The Mistake That Costs Rankings
The most common redirect error is using a 302 for a move that is actually permanent. It happens easily, because many tools and server defaults produce a 302 unless you specify otherwise, and the visitor experience is identical, so nothing looks wrong.
Under the hood, though, a 302 tells search engines to keep favoring the old URL. Ranking signals do not transfer the way they should, and the new page struggles to take the old one’s place. Sites can lose weeks of progress to a redirect that was one digit away from correct. Whenever a move is permanent, confirm the redirect is a 301, not a 302.
Setting the Right Type in WordPress
WordPress does not let you choose a redirect type out of the box, which is why so many redirects end up as whatever a plugin or server default produced. The fix is to use a tool that makes the type explicit per rule. DevDome Redirect Manager lets you set 301, 302, 307, or 308 on each rule, so a permanent move is a clean 301 and a temporary detour is a deliberate 302.
It also keeps redirected pages cache-safe, so a stale cache never sends someone to the wrong target, and it tracks clicks per rule so you can see which redirects actually carry traffic. If you are not sure what a given URL currently returns, run it through a free redirect checker first, then set the rule with the type you actually intend.
Key takeaways
- A 301 is a permanent redirect; a 302 is a temporary one.
- 301 passes ranking signals to the new URL; 302 tells Google to keep the old one.

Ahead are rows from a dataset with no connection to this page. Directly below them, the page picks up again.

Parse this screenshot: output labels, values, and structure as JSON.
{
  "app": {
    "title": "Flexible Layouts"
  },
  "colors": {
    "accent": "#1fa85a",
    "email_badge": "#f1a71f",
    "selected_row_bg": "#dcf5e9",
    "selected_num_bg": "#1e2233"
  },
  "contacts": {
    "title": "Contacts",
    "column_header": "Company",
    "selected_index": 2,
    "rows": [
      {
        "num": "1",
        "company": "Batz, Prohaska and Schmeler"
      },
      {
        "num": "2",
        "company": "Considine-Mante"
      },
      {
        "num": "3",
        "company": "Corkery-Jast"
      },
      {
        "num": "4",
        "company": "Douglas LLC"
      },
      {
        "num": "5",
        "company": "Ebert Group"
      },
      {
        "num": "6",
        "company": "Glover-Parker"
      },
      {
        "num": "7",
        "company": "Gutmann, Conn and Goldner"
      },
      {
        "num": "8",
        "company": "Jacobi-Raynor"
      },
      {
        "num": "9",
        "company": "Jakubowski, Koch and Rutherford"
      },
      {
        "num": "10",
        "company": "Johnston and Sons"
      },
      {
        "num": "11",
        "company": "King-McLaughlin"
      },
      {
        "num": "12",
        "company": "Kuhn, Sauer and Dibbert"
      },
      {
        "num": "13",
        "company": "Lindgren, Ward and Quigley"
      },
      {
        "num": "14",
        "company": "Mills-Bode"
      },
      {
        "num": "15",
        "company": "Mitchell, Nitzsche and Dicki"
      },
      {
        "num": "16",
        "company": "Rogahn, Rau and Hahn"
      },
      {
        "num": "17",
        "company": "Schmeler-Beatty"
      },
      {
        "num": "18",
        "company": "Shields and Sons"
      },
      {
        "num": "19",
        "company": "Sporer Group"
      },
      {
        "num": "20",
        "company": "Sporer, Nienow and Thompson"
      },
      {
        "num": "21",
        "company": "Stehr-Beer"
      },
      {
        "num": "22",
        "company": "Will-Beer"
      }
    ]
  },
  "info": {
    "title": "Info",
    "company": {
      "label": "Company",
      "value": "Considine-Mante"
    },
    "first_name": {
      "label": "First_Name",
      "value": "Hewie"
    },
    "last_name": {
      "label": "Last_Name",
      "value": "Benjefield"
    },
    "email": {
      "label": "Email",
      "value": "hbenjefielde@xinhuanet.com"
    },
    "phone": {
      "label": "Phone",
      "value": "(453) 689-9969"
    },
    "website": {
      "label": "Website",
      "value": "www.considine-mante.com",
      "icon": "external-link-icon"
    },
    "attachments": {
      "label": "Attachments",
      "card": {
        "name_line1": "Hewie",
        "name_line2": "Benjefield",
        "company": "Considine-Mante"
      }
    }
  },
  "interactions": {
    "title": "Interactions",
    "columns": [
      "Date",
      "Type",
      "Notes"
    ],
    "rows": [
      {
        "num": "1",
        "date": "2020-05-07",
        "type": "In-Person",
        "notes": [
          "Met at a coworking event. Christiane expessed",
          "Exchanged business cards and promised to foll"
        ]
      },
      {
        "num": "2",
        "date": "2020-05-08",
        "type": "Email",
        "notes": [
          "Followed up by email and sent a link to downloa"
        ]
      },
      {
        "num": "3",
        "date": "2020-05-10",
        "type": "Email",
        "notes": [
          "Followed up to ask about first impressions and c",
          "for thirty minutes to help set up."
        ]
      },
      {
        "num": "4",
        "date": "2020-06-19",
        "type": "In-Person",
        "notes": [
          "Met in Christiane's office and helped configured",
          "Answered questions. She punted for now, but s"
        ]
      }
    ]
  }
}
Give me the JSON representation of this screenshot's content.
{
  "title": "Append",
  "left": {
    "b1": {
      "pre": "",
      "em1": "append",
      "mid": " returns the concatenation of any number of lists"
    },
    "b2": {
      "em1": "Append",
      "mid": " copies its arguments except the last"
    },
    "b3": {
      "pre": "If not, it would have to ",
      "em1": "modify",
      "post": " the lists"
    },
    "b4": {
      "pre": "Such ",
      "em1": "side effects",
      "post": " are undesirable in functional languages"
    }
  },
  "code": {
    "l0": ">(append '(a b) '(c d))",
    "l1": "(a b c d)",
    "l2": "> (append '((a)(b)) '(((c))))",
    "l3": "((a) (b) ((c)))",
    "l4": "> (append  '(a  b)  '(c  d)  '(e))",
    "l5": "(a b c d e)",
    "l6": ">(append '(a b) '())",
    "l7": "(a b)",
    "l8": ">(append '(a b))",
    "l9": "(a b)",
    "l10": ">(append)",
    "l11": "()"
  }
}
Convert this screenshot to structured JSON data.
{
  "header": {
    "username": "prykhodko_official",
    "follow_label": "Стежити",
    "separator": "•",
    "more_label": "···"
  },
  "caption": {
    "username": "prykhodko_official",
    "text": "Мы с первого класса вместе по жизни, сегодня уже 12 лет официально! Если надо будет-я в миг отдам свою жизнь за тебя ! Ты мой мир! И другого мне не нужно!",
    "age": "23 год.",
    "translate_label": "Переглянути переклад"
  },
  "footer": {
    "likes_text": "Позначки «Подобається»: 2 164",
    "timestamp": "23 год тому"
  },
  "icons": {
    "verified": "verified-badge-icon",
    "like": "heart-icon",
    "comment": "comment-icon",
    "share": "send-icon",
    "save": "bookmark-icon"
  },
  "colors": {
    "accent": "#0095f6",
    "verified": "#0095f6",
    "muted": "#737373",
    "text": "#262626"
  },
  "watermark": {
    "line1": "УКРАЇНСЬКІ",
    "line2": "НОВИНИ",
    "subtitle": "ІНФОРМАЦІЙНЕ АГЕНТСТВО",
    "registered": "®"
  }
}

- Use 301 for moved or merged pages, changed slugs, and HTTP to HTTPS.
- Use 302 for short-term changes like sales, A/B tests, or maintenance pages.
- Using a 302 for a permanent move is a common SEO mistake that stalls ranking transfer.
Frequently asked questions
Is a 301 or 302 better for SEO?
Neither is universally better; they serve different purposes. A 301 is correct when a move is permanent because it transfers ranking signals to the new URL. A 302 is correct for temporary changes because it tells search engines to keep indexing the original. The SEO mistake is using a 302 when you actually mean a permanent move.
Does a 302 pass link equity?
Search engines have gotten better at passing signals through long-lived 302s, but the safe rule still holds: if the change is permanent, use a 301 so there is no ambiguity. Relying on a 302 to behave like a 301 leaves the outcome up to the search engine's interpretation.
What about 307 and 308?
307 is the strict temporary redirect and 308 the strict permanent one; both preserve the request method (so a POST stays a POST). For everyday content moves, 301 and 302 are what you want. Use 307 or 308 when method preservation matters, such as form submissions or APIs.
Will changing a 302 to a 301 later fix my rankings?
It helps, but you may lose time. While the move was a 302, search engines kept favoring the old URL, so ranking transfer was delayed. Switching to a 301 starts the proper transfer, but it is faster to use the right type from the start.